What I want you to know about having a child in the NICU

What I Want You to Know is a series of reader submissions. It is an attempt to allow people to tell their personal stories, in the hopes of bringing greater compassion to the unique issues each of us face. If you would like to submit a story to this series, click here. Today’s guest post is by Alicia Salizar.

They both looked so pink and perfect when they arrived, I never guessed they might need Neonatal Intensive care.

My blood pressure finally lowered and my bed was wheeled into the hall outside the NICU. The doctor explained to me how my big, beautiful son, Brendan, needed extra help breathing and would be staying in the NICU. Through the glass window I could see my husband, Shea, still wearing a blue paper suit from head to toe, standing next to a crib, talking to a doctor and nurse.

They were discussing the grunting noises Brendan made when he tried to breathe. Discussing the thick mucus in his chest and the oxygenated chamber he was put in. Discussing the feeding tube placed in his throat and the IVs in his feet.

Then I was wheeled away to meet my daughter, Abigail, again. My tiny 4 lb 2 oz girl wonder who came into this world hungry and cold, now laying in her crib, cleaned and diapered and waiting for her mom’s embrace. She was placed in my arms and I decided to never let her go. Shea came in and told me again what the doctors had told him. His attitude had gone from proud and strong in the operating room to distraught and worried.

We held our daughter and waited. A nurse came in and helped my daughter latch onto my breast, unsuccessfully and I wondered what I was doing wrong. Then my husband left to visit our son.

He visited while I layed in bed. He watched as our Brendan was moved to his crib. While I layed in my bed down the hall, Brendan was bathed, his iv was changed. My husband watched and I waited as he was taken off the feeding tubes and allowed to bottle feed. Information was relayed to me when he was put back on the feeding tubes, then put on oxygen, then put on mucus thinning expectorant.

All the while I layed in bed. Holding my daughter, praying for my son, attempting to feed my daughter, praying for my son. Hearing his status relayed to me by nurse and doctor. As soon as it was ok for me to sit up, I could go visit him. My husband would share my love with him while I waited behind for my pain medication, and learned to hold my stomach in with a pillow before trying to stand up.

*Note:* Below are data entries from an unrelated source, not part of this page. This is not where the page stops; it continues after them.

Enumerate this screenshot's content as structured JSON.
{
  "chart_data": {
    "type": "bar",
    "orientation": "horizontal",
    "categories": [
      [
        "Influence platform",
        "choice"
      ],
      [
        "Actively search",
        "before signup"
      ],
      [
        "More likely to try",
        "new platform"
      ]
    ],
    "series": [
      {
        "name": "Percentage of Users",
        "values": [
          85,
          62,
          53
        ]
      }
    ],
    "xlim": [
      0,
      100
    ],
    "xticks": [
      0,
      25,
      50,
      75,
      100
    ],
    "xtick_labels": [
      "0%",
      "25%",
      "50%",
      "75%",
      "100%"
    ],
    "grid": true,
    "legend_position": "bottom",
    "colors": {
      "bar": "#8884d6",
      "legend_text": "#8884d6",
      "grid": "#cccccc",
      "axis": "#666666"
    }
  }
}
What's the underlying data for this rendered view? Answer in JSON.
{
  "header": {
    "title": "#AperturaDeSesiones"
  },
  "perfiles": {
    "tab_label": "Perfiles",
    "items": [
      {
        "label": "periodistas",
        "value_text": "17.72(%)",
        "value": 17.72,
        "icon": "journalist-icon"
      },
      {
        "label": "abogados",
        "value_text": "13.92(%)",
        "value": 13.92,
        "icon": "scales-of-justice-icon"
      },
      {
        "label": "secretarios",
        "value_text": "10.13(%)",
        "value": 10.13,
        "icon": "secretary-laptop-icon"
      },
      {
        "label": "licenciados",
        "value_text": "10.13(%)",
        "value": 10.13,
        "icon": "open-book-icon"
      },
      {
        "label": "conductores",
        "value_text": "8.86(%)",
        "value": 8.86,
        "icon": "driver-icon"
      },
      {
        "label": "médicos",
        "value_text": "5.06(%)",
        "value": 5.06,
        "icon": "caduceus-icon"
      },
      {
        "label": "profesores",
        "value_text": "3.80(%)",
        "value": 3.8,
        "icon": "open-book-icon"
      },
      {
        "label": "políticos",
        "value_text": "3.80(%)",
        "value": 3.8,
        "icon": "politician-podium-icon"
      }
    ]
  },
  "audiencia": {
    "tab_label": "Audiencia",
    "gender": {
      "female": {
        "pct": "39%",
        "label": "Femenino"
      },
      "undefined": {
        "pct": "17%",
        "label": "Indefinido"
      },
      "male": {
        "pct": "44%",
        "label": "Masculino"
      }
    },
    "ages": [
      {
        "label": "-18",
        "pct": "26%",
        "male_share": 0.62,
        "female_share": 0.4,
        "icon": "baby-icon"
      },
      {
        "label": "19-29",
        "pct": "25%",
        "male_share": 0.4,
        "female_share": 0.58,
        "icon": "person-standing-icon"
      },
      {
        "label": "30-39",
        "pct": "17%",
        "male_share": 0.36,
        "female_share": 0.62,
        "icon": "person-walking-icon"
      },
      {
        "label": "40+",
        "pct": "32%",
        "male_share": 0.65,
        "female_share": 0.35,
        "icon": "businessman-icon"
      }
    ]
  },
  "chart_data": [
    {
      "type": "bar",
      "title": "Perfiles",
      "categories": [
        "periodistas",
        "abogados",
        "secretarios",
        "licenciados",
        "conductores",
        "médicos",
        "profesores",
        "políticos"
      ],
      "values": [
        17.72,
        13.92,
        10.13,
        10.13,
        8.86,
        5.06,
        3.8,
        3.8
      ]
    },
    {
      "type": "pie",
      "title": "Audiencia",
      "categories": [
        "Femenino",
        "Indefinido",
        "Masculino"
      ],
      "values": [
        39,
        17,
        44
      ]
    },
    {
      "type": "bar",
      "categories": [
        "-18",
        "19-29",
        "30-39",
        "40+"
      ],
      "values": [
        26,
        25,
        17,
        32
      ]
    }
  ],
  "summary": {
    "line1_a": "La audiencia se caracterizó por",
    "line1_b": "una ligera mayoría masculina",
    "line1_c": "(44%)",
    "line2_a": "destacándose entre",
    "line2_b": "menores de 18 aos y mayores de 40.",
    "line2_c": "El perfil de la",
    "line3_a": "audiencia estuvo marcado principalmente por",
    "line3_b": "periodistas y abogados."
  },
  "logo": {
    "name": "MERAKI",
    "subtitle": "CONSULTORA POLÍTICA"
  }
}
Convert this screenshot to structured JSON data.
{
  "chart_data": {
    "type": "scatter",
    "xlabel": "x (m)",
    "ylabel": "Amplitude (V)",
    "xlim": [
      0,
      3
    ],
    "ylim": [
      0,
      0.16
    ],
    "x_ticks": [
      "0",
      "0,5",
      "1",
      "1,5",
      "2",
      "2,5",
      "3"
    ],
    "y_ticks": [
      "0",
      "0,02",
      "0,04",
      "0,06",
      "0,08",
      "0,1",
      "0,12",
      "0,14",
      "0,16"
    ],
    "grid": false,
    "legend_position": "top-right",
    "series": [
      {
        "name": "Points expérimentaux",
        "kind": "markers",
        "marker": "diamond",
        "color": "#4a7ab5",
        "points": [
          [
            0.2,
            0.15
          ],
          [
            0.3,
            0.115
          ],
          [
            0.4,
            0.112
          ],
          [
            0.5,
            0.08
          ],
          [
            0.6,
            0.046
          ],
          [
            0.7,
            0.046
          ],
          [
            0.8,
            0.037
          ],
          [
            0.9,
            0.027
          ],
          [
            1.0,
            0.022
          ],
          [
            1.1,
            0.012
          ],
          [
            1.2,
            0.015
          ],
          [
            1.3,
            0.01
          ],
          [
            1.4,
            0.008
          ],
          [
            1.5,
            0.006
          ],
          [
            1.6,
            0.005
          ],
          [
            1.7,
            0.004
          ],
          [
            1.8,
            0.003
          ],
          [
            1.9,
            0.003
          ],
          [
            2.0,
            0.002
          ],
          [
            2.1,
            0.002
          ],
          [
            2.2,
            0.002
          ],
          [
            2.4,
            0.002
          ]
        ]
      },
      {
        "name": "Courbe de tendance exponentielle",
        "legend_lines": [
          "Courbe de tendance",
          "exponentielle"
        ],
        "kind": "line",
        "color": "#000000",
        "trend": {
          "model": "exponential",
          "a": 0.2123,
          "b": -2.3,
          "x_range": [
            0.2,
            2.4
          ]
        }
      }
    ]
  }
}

Then I was wheeled into his nursery and I sat there, unable to hold him much less nurse him. Every time I reached in to hold his hand the monitors would beep in alarm. He would wake and cry and I hid my tears and went back to my room.

Finally, Abigail fed happily and we were together constantly. I fed her, then pumped milk into a machine for Brendan, then fed abigail formula to help her gain weight. Then it was time to feed her again, and pump again.

Eventually I tried to feed Brendan by bottle but not yet to nurse. His choking and coughing made it difficult for him to catch his breath. He had to be fed carefully and my husband made it look so natural. I hid my shame and tears when he choked. Shea admonished me to not let him eat so fast and finished the feeding for me.

Then my time was up. Abigail and I were healthy enough to go home, but Brendan was still learning to breathe and eat. The problem was that the apartment, minutes from the hospital was gone; the lease had run out. I was headed to my in laws house an hour and a half away from my son. Add to that distance my inability to drive as my body healed and the newborn baby and four year old son I had to take care of.

I explained to the doctors and nurses my plan to get pumped breast milk to Brendan after I left him there. My husband who worked close to the hospital would deliver the milk when he visited everyday. He would also come and check on our son in between work shifts. I waited, 90 miles away, nursing and diapering every two hours. Pumping milk and freezing it.

“Isn’t it hard?” loved ones would ask.
“How could you leave your baby there?”
“Isn’t there a way you can stay local?”
“Don’t you want to visit him?”

The doctors and my husband would call and update me. I waited in the small room and cried. I organized baby clothes and diapers and blankets and cried. I layed in bed alone and cried. My mother in law would drive me to the doctor, she took care of my oldest son and my baby daughter so I could nap.

Then the greatest moment happened after Abigail’s appointment one day. My mother in law asked, “Do you want to go to see Brendan?” My heart leaped out of my chest and I almost cried. We drove to the hospital, parked, waited in the elevator, waited for security to check us in, and found our way to his bed. Finally, I was with my son, talking to him, holding him, crying to him.

Eventually our entire family was together. The twins were reunited and Gabriel met his baby brother and sister. My husband and I, our twins and four year old son shared one small bedroom in our in laws house and we couldn’t be separated any further.